Agreed that you cannot touch or pick up most adult parrots (at rescues, homes, etc). That is the true nature of wild parrots. Just by chance some of them bond to people and allow this and others can be taught by training. However, that naive helpless baby sitting in a tank at a store isn't deciding that it will comply because it likes you. Heck, it's probably not thinking of anything besides being hungry for the next feeding. That baby doesn't walk over and step up onto your hand by itself of its own will. It just stands at the bottom of the tank doing nothing. Yet humans walk in and scoop it up with their hands and the helpless naive baby does not even know or think to resist. It doesn't bite you like most older parrots would out of self defense in the same case.
This lack of resistance isn't love. It's the human misinterpreting helplessness and lack of resistance for rational complainance. We know it's a lie because most of those babys grow up to bite the same humans that thought the bird loved them when they first saw it as a baby.

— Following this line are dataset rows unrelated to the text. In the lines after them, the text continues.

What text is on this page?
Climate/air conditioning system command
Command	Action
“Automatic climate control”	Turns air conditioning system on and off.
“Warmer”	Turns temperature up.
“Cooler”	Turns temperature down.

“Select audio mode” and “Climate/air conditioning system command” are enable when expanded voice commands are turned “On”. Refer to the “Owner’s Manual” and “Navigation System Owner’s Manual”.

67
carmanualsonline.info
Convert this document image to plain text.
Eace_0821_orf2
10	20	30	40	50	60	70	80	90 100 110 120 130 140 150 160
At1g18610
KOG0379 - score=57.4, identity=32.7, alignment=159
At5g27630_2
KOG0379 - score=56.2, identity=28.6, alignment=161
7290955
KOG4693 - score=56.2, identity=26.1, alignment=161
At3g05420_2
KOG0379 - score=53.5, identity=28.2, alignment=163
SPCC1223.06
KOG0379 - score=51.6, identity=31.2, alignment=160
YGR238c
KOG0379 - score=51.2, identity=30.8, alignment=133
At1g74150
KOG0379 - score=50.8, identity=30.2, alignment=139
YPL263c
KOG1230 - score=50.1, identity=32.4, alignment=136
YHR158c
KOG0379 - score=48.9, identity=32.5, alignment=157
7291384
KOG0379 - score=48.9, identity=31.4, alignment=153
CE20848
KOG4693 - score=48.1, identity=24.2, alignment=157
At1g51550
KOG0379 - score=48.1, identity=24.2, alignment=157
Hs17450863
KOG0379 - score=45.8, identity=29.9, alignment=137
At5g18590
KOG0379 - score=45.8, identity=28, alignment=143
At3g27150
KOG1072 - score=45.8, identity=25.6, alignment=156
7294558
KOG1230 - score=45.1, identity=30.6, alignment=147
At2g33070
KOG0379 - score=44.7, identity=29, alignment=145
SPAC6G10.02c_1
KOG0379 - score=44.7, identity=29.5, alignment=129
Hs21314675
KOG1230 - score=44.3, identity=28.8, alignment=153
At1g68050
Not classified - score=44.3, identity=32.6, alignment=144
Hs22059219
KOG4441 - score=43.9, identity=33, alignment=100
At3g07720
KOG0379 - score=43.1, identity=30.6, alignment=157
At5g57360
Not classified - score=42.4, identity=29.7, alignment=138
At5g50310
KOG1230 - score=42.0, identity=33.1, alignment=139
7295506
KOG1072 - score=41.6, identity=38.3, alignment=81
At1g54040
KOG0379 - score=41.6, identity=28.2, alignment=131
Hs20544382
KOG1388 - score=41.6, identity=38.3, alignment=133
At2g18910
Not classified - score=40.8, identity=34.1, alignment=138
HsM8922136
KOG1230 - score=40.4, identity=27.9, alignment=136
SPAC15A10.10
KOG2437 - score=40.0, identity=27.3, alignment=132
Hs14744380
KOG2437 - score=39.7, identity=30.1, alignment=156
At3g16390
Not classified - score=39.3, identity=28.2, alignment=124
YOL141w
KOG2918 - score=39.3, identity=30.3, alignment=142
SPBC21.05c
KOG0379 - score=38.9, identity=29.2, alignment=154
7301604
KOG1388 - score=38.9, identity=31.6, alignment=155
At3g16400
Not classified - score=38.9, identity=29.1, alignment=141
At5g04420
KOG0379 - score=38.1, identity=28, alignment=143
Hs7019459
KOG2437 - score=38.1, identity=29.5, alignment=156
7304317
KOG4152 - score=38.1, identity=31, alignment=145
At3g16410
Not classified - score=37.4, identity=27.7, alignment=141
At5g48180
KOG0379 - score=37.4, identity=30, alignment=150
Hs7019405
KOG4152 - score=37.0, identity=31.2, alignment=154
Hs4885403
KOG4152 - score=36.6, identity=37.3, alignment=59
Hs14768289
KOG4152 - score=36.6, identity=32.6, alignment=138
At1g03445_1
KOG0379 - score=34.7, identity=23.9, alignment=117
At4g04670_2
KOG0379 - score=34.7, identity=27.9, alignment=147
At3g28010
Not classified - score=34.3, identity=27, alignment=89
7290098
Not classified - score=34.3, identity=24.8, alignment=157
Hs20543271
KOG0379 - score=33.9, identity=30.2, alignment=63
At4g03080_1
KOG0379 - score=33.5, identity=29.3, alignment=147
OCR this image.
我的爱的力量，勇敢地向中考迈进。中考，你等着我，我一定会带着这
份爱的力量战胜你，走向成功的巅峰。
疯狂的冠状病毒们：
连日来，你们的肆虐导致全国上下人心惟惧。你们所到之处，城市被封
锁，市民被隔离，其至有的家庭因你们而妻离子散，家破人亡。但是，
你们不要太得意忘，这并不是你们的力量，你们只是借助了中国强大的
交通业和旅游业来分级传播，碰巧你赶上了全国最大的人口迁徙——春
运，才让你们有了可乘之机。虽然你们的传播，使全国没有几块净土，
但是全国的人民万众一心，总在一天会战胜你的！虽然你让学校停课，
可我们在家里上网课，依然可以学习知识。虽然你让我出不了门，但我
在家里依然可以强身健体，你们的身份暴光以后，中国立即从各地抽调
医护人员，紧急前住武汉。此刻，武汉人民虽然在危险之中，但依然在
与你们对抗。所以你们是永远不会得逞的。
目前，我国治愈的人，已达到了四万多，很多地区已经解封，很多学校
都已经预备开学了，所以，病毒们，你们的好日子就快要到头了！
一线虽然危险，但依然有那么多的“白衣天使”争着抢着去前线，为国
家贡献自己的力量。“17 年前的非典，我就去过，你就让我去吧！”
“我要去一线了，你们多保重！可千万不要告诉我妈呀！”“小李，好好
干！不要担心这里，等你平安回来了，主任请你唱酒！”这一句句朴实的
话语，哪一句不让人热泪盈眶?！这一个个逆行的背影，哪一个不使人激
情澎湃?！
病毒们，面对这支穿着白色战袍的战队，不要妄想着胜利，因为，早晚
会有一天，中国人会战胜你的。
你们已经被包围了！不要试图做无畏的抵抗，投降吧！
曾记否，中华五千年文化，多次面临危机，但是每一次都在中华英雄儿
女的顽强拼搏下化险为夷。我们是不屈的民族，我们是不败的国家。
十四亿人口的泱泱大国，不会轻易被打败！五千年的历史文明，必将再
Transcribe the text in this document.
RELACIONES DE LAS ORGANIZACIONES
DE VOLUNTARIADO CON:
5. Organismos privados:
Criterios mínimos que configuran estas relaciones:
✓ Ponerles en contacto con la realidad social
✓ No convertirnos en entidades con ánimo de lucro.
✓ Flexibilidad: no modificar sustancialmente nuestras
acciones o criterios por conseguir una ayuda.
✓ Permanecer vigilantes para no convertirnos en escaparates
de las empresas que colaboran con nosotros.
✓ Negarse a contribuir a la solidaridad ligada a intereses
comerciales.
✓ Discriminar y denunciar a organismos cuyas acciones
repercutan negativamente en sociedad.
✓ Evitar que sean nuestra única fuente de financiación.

I can't necessarily confirm the relationship my parrots have to me to be love but what I can say is that they will all deliberately make a voluntary uncoerced effort to put themselves onto me. If I stick my hand into one of their cages, they will make the effort to climb down from wherever they are to put themselves onto my hand. Or from out of the cage they will fly over to me. Sometimes they will bow their head to be scratched and sometimes for nothing else than to hang out.
The baby in the store does none of this. It is like a stuffed animal. It just stands there, allowing the human to do to it what he wants and be under the illusion that this is reciprocated love. The human will even go so far as to think the bird chose him. Silly, isn't it? To take the inexperienced lack of resistance of a 3 month baby and interpret all these things for it?
When the baby grows up and actually develops a mind of its own, people don't know what to do with the wild animal that it is and either neglect it or dump it at a rescue. I guess that baby love did not mean anything after all. You cannot expect such a helpless, undeveloped, inexperienced child to be mentally capable of making a life choice such as "choosing you." Certainly you can choose the bird but the bird isn't mature enough or equipped to make a binding long term choice itself. It can easily change its mind the next day. It's like a toddler changing his mind about his favorite color from time to time. It's not something you would expect to necessarily stick for life.
The relationship with a parrot is what you make it. This is why it doesn't make so big a difference whether you get it as a baby or an adult. It's going to be a heck of a lot of work and a journey in either case. The only difference is whether there will be a naive one year window where the bird allows you to secure a good relationship for the adulthood or screw it all up.